I found the recipe served 4 people as an entrée and 2 as a main, however the original recipe states double these amounts so see how you go. It was so tasty Hal and I polished it off in no time.

Filling
1/2 cup raw walnuts (soaked for 4 hours*)
1/2 cup of raw blanched slivered almonds (soaked for 8 hours)
1/2 cup soaked, drained and roughly chopped sun dried tomatoes
2 tbsp cold-pressed extra-virgin olive oil
1 tsp cumin
1 tsp ground cumin
1/8 tsp garlic powder
1/8 tsp onion powder
1/8 tsp chili powder
1 1/2 tsp Bragg liquid aminos, wheat free tamari, or coconut liquid aminos
1/8 tsp natural salt (I used a fine Himalayan salt.)
1 tbsp chopped flat leaf parsley

Pico de Gallo
1 cup diced tomato
1 1/2 tbsp finely chopped corianader, plus more to taste
1 tbsp diced red onion (shallots are nice too!)
1 tsp  cold-pressed extra-virgin olive oil
1 tsp freshly squeezed lime juice, plus more to taste (I used way more! Just taste!)
1/4 tsp minced garlic, plus more to taste
1/4 tsp minced serrano chile, plus more to taste
natural salt (I used Murray River salt)
pinch of freshly ground black pepper

Slick Sour Cream
¼ cup almond milk (homemade or store-bought, works fine with soy milk)
1 tablespoon extra-virgin olive oil
2 ½ tablespoons freshly squeezed lime juice, plus more to taste
1½ tablespoons apple cider vinegar, plus more to taste (I liked mine with a touch less)
115g silken tofu
½ cup blanched slivered almonds
1 tablespoon white miso (I used ½ teaspoon dark miso and this worked)
¾ teaspoon salt (I used Murray River)
1 tablespoon chopped chives

20 medium to larger romaine or cos lettuce leafs (any lettuce like iceberg that is not too soft will do),

1 or 2 avocados, pitted, peeled and chopped  ( or try making a chunky guacamole dip)

Methods
To make the filling, put the walnuts and almonds into your high-speed blender or food processor and pulse until broken up.  Add the sun-dried tomatoes, olive oil, spices, liquid aminos, salt, and parsley and pulse until well incorporated and the mixture is “red & meaty” looking. Tweak flavour to taste (you may want more liquid aminos and salt) and set aside.
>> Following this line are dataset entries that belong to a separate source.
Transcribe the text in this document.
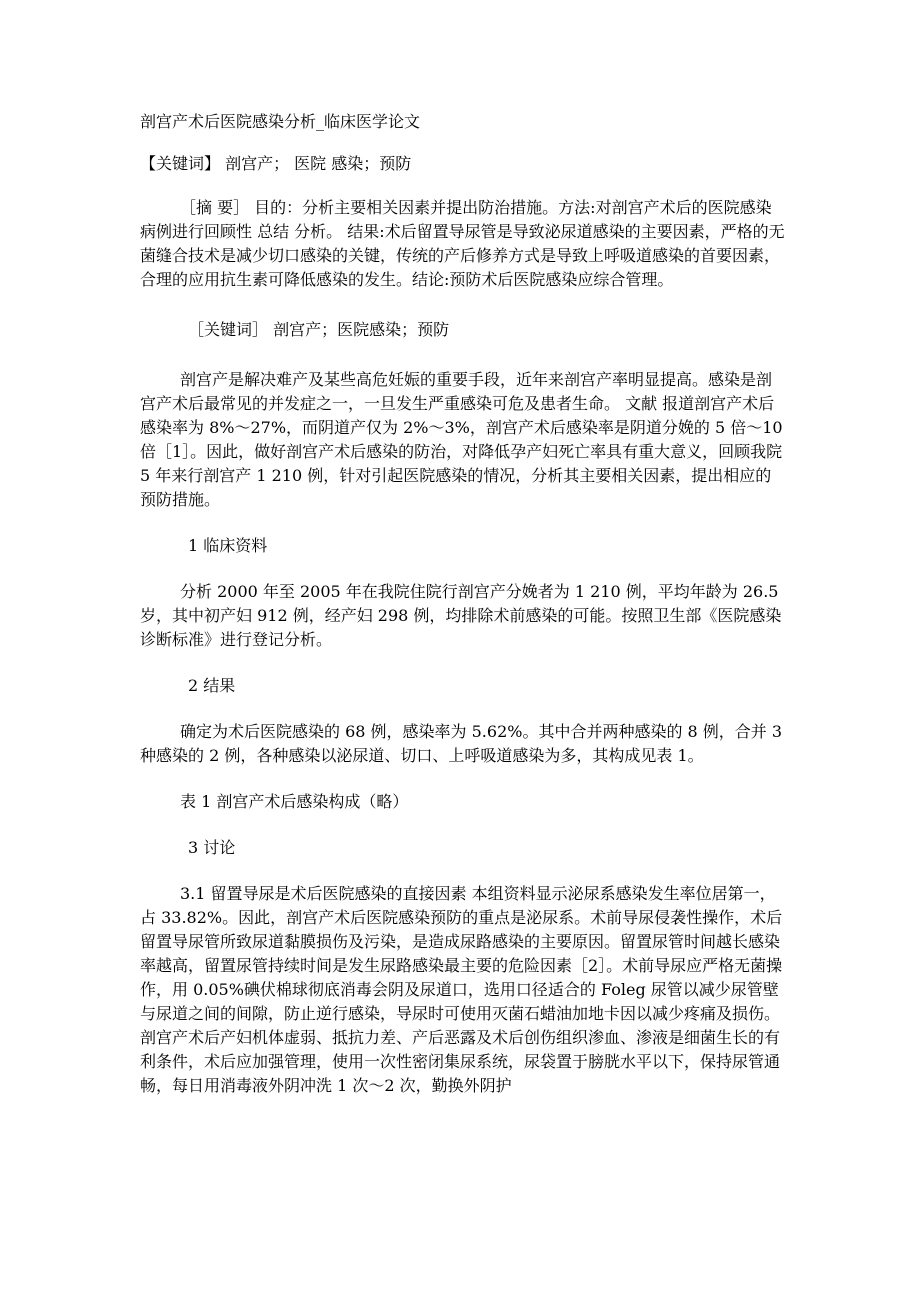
剖宫产术后医院感染分析_临床医学论文

【关键词】 剖宫产； 医院 感染；预防

［摘 要］ 目的：分析主要相关因素并提出防治措施。方法:对剖宫产术后的医院感染病例进行回顾性 总结 分析。 结果:术后留置导尿管是导致泌尿道感染的主要因素，严格的无菌缝合技术是减少切口感染的关键，传统的产后修养方式是导致上呼吸道感染的首要因素，合理的应用抗生素可降低感染的发生。结论:预防术后医院感染应综合管理。

［关键词］ 剖宫产；医院感染；预防

剖宫产是解决难产及某些高危妊娠的重要手段，近年来剖宫产率明显提高。感染是剖宫产术后最常见的并发症之一，一旦发生严重感染可危及患者生命。 文献 报道剖宫产术后感染率为 8%～27%，而阴道产仅为 2%～3%，剖宫产术后感染率是阴道分娩的 5 倍～10 倍［1］。因此，做好剖宫产术后感染的防治，对降低孕产妇死亡率具有重大意义，回顾我院 5 年来行剖宫产 1 210 例，针对引起医院感染的情况，分析其主要相关因素，提出相应的预防措施。

1 临床资料

分析 2000 年至 2005 年在我院住院行剖宫产分娩者为 1 210 例，平均年龄为 26.5 岁，其中初产妇 912 例，经产妇 298 例，均排除术前感染的可能。按照卫生部《医院感染诊断标准》进行登记分析。

2 结果

确定为术后医院感染的 68 例，感染率为 5.62%。其中合并两种感染的 8 例，合并 3 种感染的 2 例，各种感染以泌尿道、切口、上呼吸道感染为多，其构成见表 1。

表 1 剖宫产术后感染构成（略）

3 讨论

3.1 留置导尿是术后医院感染的直接因素 本组资料显示泌尿系感染发生率位居第一，占 33.82%。因此，剖宫产术后医院感染预防的重点是泌尿系。术前导尿侵袭性操作，术后留置导尿管所致尿道黏膜损伤及污染，是造成尿路感染的主要原因。留置尿管时间越长感染率越高，留置尿管持续时间是发生尿路感染最主要的危险因素［2］。术前导尿应严格无菌操作，用 0.05%碘伏棉球彻底消毒会阴及尿道口，选用口径适合的 Foleg 尿管以减少尿管壁与尿道之间的间隙，防止逆行感染，导尿时可使用灭菌石蜡油加地卡因以减少疼痛及损伤。剖宫产术后产妇机体虚弱、抵抗力差、产后恶露及术后创伤组织渗血、渗液是细菌生长的有利条件，术后应加强管理，使用一次性密闭集尿系统，尿袋置于膀胱水平以下，保持尿管通畅，每日用消毒液外阴冲洗 1 次～2 次，勤换外阴护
I added a lot more chilli and spices. I also added a cup of cooked quinoa and stirred this through the mix once it was blended. This made a more generous quantity, and slightly less dense  tasting mixture. (Its so yummy I could have quite easily eaten the lot for myself – which is a lot of nuts!)

To make the pico de gallo, combine the tomatoes, coriander, onion, olive oil, lime juice, garlic, chile, 1/4 tsp salt and the pepper. Tweak flavours to taste (you may like more coriander, garlic, chile, lime juice, onion or salt)

To make the slick sour cream, put nut milk, olive oil, lime juice, and vinegar into your blender, then add the tofu almonds, miso, salt and garlic and blast on high for 1 to 2 minutes. Add another tablespoon of nut milk for blending if required. Tweak flavours. Transfer to small bowl, cover and chill for a few hours, until the mixture thickens and the flavours meld.

I used a mix of cashews and almonds. Tess advises reducing salt, lime and vinegar with cashews to begin with and adding more to taste. You could omit the tofu altogether and add more cashews till you get the consistency right. Add a ¼ cup of chopped coriander into the mix for a bit of zing!

To serve, fill lettuce cups with a teaspoon or two of the filling, pico de gallo, avocado and a dob of slick sour cream. You can make up beforehand, or let people self-assemble. Scatter with chopped coriander to serve.